This editorial will appear in Monday’s print edition.
It is legendarily difficult for some districts to get rid of bad teachers. The legend is being burnished by the remarkable odyssey of Michael Moulton of the Morton School District.
In 2008, Moulton is suspended for 12 days without pay for touching four female students on their backs or shoulders. The district had already reprimanded him in 2005.
The law gets involved. In 2009, Moulton is convicted of fourth- degree assault for the unwanted touching. He serves 16 days in jail that fall. District Superintendent Tom Manke places Moulton on paid administrative leave and eventually fires him. Moulton appeals firing.

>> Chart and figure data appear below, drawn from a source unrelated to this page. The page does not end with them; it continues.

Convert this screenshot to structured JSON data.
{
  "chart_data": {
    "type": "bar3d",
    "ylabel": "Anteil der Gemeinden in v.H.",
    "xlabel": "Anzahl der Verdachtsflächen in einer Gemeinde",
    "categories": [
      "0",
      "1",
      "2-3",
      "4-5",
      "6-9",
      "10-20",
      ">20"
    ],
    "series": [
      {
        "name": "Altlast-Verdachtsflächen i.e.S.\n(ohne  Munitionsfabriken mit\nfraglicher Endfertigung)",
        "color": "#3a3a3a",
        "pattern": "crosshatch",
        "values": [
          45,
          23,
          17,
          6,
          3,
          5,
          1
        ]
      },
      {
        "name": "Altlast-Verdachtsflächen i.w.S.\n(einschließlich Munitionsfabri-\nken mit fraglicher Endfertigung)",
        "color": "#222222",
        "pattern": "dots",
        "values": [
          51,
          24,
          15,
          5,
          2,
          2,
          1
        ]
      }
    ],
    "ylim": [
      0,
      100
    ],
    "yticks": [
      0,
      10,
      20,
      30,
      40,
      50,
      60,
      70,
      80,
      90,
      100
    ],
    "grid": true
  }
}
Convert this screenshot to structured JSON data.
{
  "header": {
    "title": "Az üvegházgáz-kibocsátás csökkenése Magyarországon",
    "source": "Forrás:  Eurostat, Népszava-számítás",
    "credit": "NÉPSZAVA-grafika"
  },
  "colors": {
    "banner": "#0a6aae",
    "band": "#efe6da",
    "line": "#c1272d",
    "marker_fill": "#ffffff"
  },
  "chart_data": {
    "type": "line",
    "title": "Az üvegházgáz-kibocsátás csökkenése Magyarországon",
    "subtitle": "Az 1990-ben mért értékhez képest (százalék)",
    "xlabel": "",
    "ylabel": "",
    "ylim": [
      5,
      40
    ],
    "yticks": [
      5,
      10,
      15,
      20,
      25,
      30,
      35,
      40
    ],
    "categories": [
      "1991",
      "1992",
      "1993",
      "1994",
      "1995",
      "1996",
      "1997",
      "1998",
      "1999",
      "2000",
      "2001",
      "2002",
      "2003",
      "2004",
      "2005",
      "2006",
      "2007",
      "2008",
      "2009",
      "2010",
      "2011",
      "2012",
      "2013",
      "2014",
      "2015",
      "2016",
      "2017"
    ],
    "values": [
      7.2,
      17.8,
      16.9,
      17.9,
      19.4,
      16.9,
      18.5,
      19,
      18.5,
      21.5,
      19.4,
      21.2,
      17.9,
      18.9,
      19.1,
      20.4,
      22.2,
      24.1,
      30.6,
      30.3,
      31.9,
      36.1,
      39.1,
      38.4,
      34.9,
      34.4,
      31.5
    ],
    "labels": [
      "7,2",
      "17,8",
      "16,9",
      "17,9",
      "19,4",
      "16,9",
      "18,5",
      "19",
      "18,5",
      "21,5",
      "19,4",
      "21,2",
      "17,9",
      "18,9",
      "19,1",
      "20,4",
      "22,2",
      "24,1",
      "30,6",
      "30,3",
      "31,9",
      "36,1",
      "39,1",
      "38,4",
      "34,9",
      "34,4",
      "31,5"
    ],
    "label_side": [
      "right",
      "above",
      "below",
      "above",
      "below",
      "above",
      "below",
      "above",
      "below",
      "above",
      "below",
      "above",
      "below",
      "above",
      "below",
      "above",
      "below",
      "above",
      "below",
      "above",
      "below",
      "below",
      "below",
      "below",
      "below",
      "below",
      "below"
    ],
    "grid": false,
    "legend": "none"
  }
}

March: Hearing officer reinstates Moulton on the grounds that he’d already been punished when suspended without pay. (The subsequent criminal conviction apparently meant nothing.)
Then: more months on the payroll. Legally, the district had no choice but to honor Moulton’s contract.
Bear with us here. The story is still unfolding.
Late last August: Moulton returns to the classroom. Students and parents boycott his class.
September: Superintendent of Public Instruction Randy Dorn – after an incredibly long, process-ridden investigation – suspends Moulton’s teaching certificate for three years. Dorn says that’s better than revoking the license outright: After revocation, a teacher can apply for a certificate again in one year.
October: Moulton appeals Dorn’s suspension.
November: the Washington State Admissions and Professional Conduct Advisory Committee – no, we’ve never heard of it before, either – declares that Dorn went overboard. It reduces the suspension to two years on grounds that similar cases and resulted in two-year suspensions. (That’s reassuring.)
Last week: Moulton appeals the shortened suspension to an administrative law judge. So … the saga of the convicted-but-not-fired teacher continues.
There are worse cases of districts getting due-processed to death by teachers they’re trying to get rid of.
In New York, for example, the district houses suspended teachers in “rubber rooms” where they do absolutely nothing – collecting their pay sometimes for years – while they try to wear down the system. The cost of firing a teacher, including wasted salary and legal expenses, can easily cost hundreds of thousands of dollars.
Don’t misunderstand us: Most teachers are competent and ethical, and understand boundaries. But a few simply don’t belong in the classroom. Washington’s laws and administrative policies shouldn’t be rigged to make it all but impossible to fire them – even after a criminal conviction involving students.